Le jour, je déborde d’énergie, revigorant et optimiste, je reprends foi dans la vie, la nature a toujours ce côté enchanteur et mystérieux, les gens sont toujours aussi blasés, ballotés par la triste condition humaine, mais vous sourient largement. C’est ce qu’on les a toujours appris à faire. Dénier et sourire. Et donc le jour, je me surprends même certaines fois à sautiller. J’apprécie l’art et je me reconnais encore dans les paroles portées par la voix mélodieuse de Otis Redding. J’essaie de voir le côté positif de toute cette pagaille.

Si seulement était-il aussi possible de mentir à la nuit. Si seulement elle ne savait pas tout. Si seulement ne voyait-elle pas aisément nos âmes desséchées et malades. Si je pouvais, je lutterais aisément contre ce vaste gouffre qui s’installe en moi tous les soirs et qui m’ordonne d’arrêter de faire semblant. Je dirai à me déprime de s’éloigner de mes pensées. C’est dans la noirceur de la nuit que réside la vérité dans sa forme la plus pure. Elle nous connait, tel que nous sommes vraiment. Elle voit nos conditions d’hommes et de femmes apeurés, prêts à tout donner pour une vie meilleure que celle que nous vivons. Point de secret pour la nuit, elle qui a pris vie avant toute chose. À quoi bon d’essayer de la mentir, nous périssons tous, lentement, mais sûrement. Et elle le sait.  

La nuit est faite pour dormir.

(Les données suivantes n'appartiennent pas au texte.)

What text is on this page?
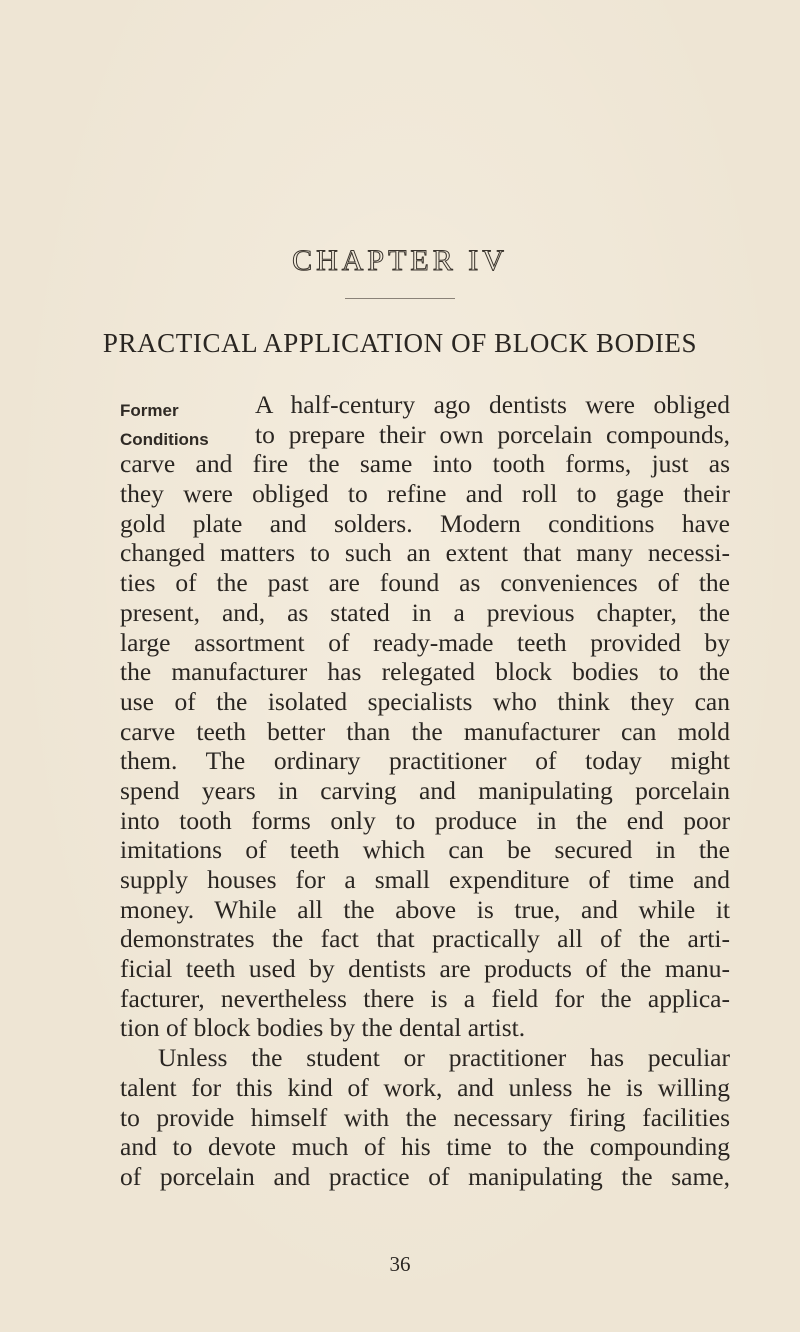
CHAPTER IV
PRACTICAL APPLICATION OF BLOCK BODIES
Former
Conditions
A half-century ago dentists were obliged
to prepare their own porcelain compounds,
carve and fire the same into tooth forms, just as
they were obliged to refine and roll to gage their
gold plate and solders. Modern conditions have
changed matters to such an extent that many necessi-
ties of the past are found as conveniences of the
present, and, as stated in a previous chapter, the
large assortment of ready-made teeth provided by
the manufacturer has relegated block bodies to the
use of the isolated specialists who think they can
carve teeth better than the manufacturer can mold
them. The ordinary practitioner of today might
spend years in carving and manipulating porcelain
into tooth forms only to produce in the end poor
imitations of teeth which can be secured in the
supply houses for a small expenditure of time and
money. While all the above is true, and while it
demonstrates the fact that practically all of the arti-
ficial teeth used by dentists are products of the manu-
facturer, nevertheless there is a field for the applica-
tion of block bodies by the dental artist.
Unless the student or practitioner has peculiar
talent for this kind of work, and unless he is willing
to provide himself with the necessary firing facilities
and to devote much of his time to the compounding
of porcelain and practice of manipulating the same,
36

C’est ce que m’a dit mon père la semaine dernière. Mais je suis persuadé que lui non plus le soir n’arrive à trouver son sommeil. De ma chambre, je peux l’écouter murmurer avec amertume dans la voix quelques versets du livre des psaumes. Il prie pour un nouveau soleil, il prie pour nos vies qui s’effritent, il prie pour son fils qui ne va pas bien.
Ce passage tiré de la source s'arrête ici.